Um 3-ply erträglich zu machen wird die Anzahl der zu durchsuchenden Züge auf der höchsten Ebene auf ein kleine Zahl begrenzt. Das reduziert zwar eventuell das Potenzial von 3-ply sollte aber auch Ergebnisse in absehbarer Zeit liefern können.

### SelectiveTPVPlayer
Aus offensichtlichen Gründen abgekürzt

In [1]:
%load_ext Cython

In [2]:
%%cython

from Player import ThreePlyValuePlayer

class SelectiveTPVPlayer(ThreePlyValuePlayer):

    # Sucht die 5 besten Züge mit 1-ply und untersucht diese dann mit 3-ply um
    # den Rechenaufwand zu reduzieren
    def get_action(self, actions, game):
        # Spielstatus speichern
        old_state = game.get_state()
        # Variablen initialisieren
        best_value = float("-inf")
        best_action = None
        moves_score = []
        # Alle Züge durchsuchen
        for a in actions:
            # Zug ausführen
            game.execute_moves(a, self.player)
            # Spielstatus bewerten
            value = self.value(game, self.player)
            #Zur liste hinzufügen
            moves_score.append((a, value))
            # Besten merken
            if value > best_value:
                best_value = value
                best_action = a
            # Spiel zurücksetzen
            game.reset_to_state(old_state)
        # Die besten 5 Züge weiter untersuchen und mit 2-ply/3-ply bewerten
        moves_score = sorted(moves_score, key=lambda tup: tup[1])
        top_five = moves_score[-5:]
        top_five_actions = [x for (x,_) in top_five]
        return ThreePlyValuePlayer.get_action(self, top_five_actions, game)
    
    def get_name(self):
        return "SelectiveTPVPlayer [" + self.value.__name__ + "]"
    
class SelectiveTPMPlayer(SelectiveTPVPlayer):

    def __init__(self, player, model):
        SelectiveTPVPlayer.__init__(self, player, self.get_value)
        self.model = model
        
    def get_value(self, game, player):
        features = game.extractFeatures(player)
        v = self.model.get_output(features)
        v = 1 - v if self.player == game.players[0] else v
        return v
    
    def get_name(self):
        return "SelectiveTPMPlayer [" + self.model.get_name() +"]"

#### 1. Testspiel

Wie lange dauert ein Spiel?

PlayerTest benutzt nun auch CythonBackgammon um das Spiel zu beschleunigen

In [5]:
import Player
import PlayerTest

players = [Player.ValuePlayer('black', Player.singleton), SelectiveTPVPlayer('white', Player.singleton)]

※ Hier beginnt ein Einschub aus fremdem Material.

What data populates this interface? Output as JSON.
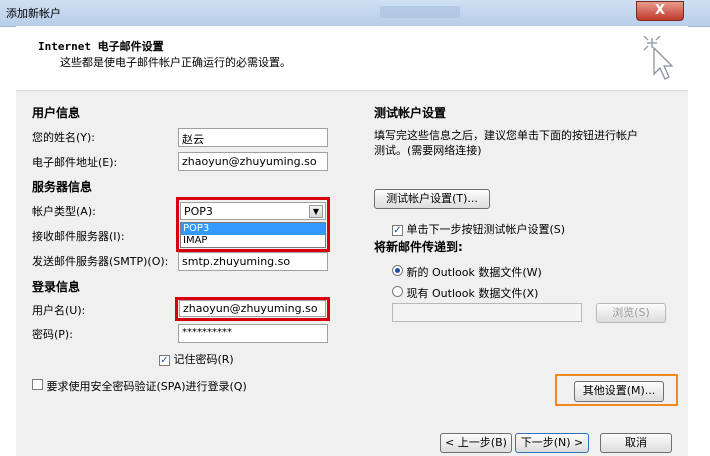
{
  "window": {
    "title": "添加新帐户",
    "close_label": "X"
  },
  "header": {
    "title": "Internet 电子邮件设置",
    "subtitle": "这些都是使电子邮件帐户正确运行的必需设置。"
  },
  "user_info": {
    "section": "用户信息",
    "name_label": "您的姓名(Y):",
    "name_value": "赵云",
    "email_label": "电子邮件地址(E):",
    "email_value": "zhaoyun@zhuyuming.so"
  },
  "server_info": {
    "section": "服务器信息",
    "account_type_label": "帐户类型(A):",
    "account_type_value": "POP3",
    "account_type_options": [
      "POP3",
      "IMAP"
    ],
    "incoming_label": "接收邮件服务器(I):",
    "outgoing_label": "发送邮件服务器(SMTP)(O):",
    "outgoing_value": "smtp.zhuyuming.so"
  },
  "login_info": {
    "section": "登录信息",
    "username_label": "用户名(U):",
    "username_value": "zhaoyun@zhuyuming.so",
    "password_label": "密码(P):",
    "password_value": "**********",
    "remember_label": "记住密码(R)",
    "remember_checked": true,
    "spa_label": "要求使用安全密码验证(SPA)进行登录(Q)",
    "spa_checked": false
  },
  "test": {
    "section": "测试帐户设置",
    "desc_line1": "填写完这些信息之后，建议您单击下面的按钮进行帐户",
    "desc_line2": "测试。(需要网络连接)",
    "test_button": "测试帐户设置(T)...",
    "next_test_label": "单击下一步按钮测试帐户设置(S)",
    "next_test_checked": true
  },
  "deliver": {
    "section": "将新邮件传递到:",
    "new_file_label": "新的 Outlook 数据文件(W)",
    "existing_file_label": "现有 Outlook 数据文件(X)",
    "selected": "new",
    "browse_button": "浏览(S)"
  },
  "buttons": {
    "more_settings": "其他设置(M)...",
    "back": "< 上一步(B)",
    "next": "下一步(N) >",
    "cancel": "取消"
  },
  "colors": {
    "highlight_red": "#d8000f",
    "highlight_orange": "#f08a1c",
    "selection": "#3399ff"
  },
  "icons": {
    "header": "magic-wand-cursor-icon"
  }
}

PlayerTest.test(players, 1)

Spiel 0 von 1 geht an ValuePlayer [singleton] ( black )

{'white': 0, 'black': 1}
1 Spiele in  233.90840005874634 Sekunden


__4 Minuten__ statt 25 pro Spiel sind schon deutlich besser!

In [6]:
PlayerTest.test(players, 10)

Spiel 0 von 10 geht an SelectiveTPVPlayer [singleton] ( white )
Spiel 1 von 10 geht an SelectiveTPVPlayer [singleton] ( white )
Spiel 2 von 10 geht an ValuePlayer [singleton] ( black )
Spiel 3 von 10 geht an SelectiveTPVPlayer [singleton] ( white )
Spiel 4 von 10 geht an ValuePlayer [singleton] ( black )
Spiel 5 von 10 geht an SelectiveTPVPlayer [singleton] ( white )
Spiel 6 von 10 geht an ValuePlayer [singleton] ( black )
Spiel 7 von 10 geht an SelectiveTPVPlayer [singleton] ( white )
Spiel 8 von 10 geht an SelectiveTPVPlayer [singleton] ( white )
Spiel 9 von 10 geht an ValuePlayer [singleton] ( black )

{'white': 6, 'black': 4}
10 Spiele in  2401.3864953517914 Sekunden


Schafft es der Three-ply singleton gegen TD-Gammon80?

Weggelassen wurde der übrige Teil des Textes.